The Junior Patriot: The Hornet’s Nest and a Sunken Road

Forts Henry and Donelson made “Unconditional Surrender” Grant a hero, but Shiloh made him Lincoln’s right-hand man.  Why was Shiloh so important?  The little known settlement of Shiloh was located in southern Tennessee.  Soon, however, this village would be known for the deadly battle fought there.

Fresh from his victories at Henry and Donelson, Major General U.S. Grant was ordered to take Corinth.  Located in Northern Mississippi, this town, if captured, would open the way into the deep South.  He had two armies to accomplish this task:  the Army of the Tennessee and the Army of the Ohio.  Facing him was General Albert Johnston’s Army of the Mississippi.  He was one of the Confederate’s best Generals and a master of defense.  He was determined to make Grant’s task as difficult as possible.

Grant’s reconnaissance force described the Pittsburg Landing as a large area where a large amount of troops could camp.  There was also a road leading to Corinth, so Grant decided to camp there with the Army of the Tennessee.  The Army of the Ohio would land there as soon as the Army of the Tennessee moved out.

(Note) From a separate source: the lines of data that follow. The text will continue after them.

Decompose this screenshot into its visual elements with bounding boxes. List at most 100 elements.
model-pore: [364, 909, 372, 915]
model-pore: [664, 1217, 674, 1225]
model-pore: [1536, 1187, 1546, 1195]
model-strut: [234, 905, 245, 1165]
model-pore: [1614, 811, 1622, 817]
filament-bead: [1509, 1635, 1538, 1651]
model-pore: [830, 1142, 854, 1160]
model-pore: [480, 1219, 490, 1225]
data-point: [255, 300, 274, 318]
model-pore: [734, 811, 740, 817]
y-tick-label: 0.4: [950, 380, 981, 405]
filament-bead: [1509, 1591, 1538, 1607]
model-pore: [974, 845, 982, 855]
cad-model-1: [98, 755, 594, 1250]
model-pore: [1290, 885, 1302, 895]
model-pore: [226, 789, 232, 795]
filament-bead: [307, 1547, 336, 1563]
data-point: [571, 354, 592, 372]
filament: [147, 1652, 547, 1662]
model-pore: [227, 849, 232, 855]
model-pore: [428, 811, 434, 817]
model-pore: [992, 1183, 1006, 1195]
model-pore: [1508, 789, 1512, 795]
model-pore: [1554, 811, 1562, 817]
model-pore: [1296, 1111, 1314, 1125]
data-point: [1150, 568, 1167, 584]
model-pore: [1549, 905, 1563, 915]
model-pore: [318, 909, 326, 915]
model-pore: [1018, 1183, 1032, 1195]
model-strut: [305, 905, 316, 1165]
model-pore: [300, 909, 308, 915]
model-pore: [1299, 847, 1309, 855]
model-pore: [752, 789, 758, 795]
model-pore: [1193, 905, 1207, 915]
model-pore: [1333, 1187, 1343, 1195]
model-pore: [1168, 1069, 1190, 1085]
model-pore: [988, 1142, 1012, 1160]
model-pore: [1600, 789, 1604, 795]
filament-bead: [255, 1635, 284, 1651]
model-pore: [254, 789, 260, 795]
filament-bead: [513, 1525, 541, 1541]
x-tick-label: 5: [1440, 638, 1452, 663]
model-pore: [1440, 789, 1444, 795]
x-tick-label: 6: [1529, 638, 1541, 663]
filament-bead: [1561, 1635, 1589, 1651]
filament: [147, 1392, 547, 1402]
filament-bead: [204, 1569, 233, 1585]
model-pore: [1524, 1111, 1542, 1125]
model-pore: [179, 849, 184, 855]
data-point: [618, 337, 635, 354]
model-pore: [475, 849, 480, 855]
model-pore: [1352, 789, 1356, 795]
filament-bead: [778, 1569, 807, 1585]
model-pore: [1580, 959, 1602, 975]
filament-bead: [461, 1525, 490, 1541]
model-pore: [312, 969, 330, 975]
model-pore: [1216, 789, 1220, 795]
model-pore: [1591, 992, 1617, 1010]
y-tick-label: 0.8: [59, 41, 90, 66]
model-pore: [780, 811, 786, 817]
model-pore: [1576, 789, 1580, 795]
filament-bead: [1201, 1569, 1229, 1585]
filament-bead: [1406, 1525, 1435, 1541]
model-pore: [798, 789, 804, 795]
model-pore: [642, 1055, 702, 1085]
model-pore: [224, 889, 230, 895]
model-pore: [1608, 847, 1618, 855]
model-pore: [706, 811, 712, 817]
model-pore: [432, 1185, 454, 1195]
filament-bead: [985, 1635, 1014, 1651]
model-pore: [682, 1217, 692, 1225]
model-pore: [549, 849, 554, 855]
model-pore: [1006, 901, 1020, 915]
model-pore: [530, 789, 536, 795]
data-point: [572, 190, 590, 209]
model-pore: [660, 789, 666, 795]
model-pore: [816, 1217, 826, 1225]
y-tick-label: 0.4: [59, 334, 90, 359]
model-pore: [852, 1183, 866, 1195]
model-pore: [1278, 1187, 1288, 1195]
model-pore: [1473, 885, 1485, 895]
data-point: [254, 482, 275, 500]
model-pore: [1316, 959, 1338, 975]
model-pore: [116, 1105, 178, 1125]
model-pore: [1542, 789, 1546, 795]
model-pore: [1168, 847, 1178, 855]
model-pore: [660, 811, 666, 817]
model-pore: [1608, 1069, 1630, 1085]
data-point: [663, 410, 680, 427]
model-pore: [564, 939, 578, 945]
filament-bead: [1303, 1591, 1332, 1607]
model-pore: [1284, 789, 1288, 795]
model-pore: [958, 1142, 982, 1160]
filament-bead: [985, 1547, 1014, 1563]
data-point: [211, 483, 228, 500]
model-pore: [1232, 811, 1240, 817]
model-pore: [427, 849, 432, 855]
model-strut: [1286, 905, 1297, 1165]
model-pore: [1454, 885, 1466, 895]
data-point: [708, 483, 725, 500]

Meanwhile, General Albert Johnston wasn’t about to let Grant get away that easy.  While Grant thought Johnston was fortifying himself at Corinth, he really was preparing his army for a march to Shiloh.  He would strike hard and fast.

Grant, hearing stories of thousands of confederate troops marching toward him, mocked them and settled down for the night.  The next morning, Johnston sprang his trap.  His men slammed and crushed Grant’s flanks, forcing them back.  The Confederates attacked again.  One position on Grants left flank prevented complete disaster.  Positioned in a peach orchard, they held their line.  Again the confederates charged, and again the outnumbered Unionists were successful in holding their line.

Eventually, the fighting got so fierce that the area was soon dubbed the Hornets’ Nest.  When no more rebels would charge the Hornets’ Nest, General Johnston himself came to lead a charge against the Union line.  The charge was successful, but the Yankees pulled back to a even stronger position, in the ”Sunken Road”.  Despite being outnumbered more than 5 to 1, the unionists persevered, and held the enemy off.

Unknown to the Confederates, their commander, Johnston, had suffered a severe leg wound.  Having been hit there before and suffering from nerve loss, his staff did not learn of the mortal wound till to late.  So General Albert S. Johnston died from blood loss.

The Confederates were tired of this. So they brought in 62 cannons and pounded the smithereens out of the Federals.  Then under the cover of artillery, they surrounded the troops on the Sunken Road.   They were forced to surrender and it gave Grant time to move reinforcements and regroup.

The Confederates, tired from the day’s battle, retired for the night.  The next day, expecting to lick the Federals, got rude surprise, for during the night the Army of the Ohio reinforced Grant.  So instead of licking the Yankees, they got licked themselves!

Perseverance played a leading role in the battle for Shiloh.  Though I doubt you’ll ever be involved in a real battle, perseverance is one of the many traits that can be applied to all aspects of life.  So whether you are facing difficulty at your work place, getting frustrated with math, or any other trial that may come your way, perseverance will always pay off!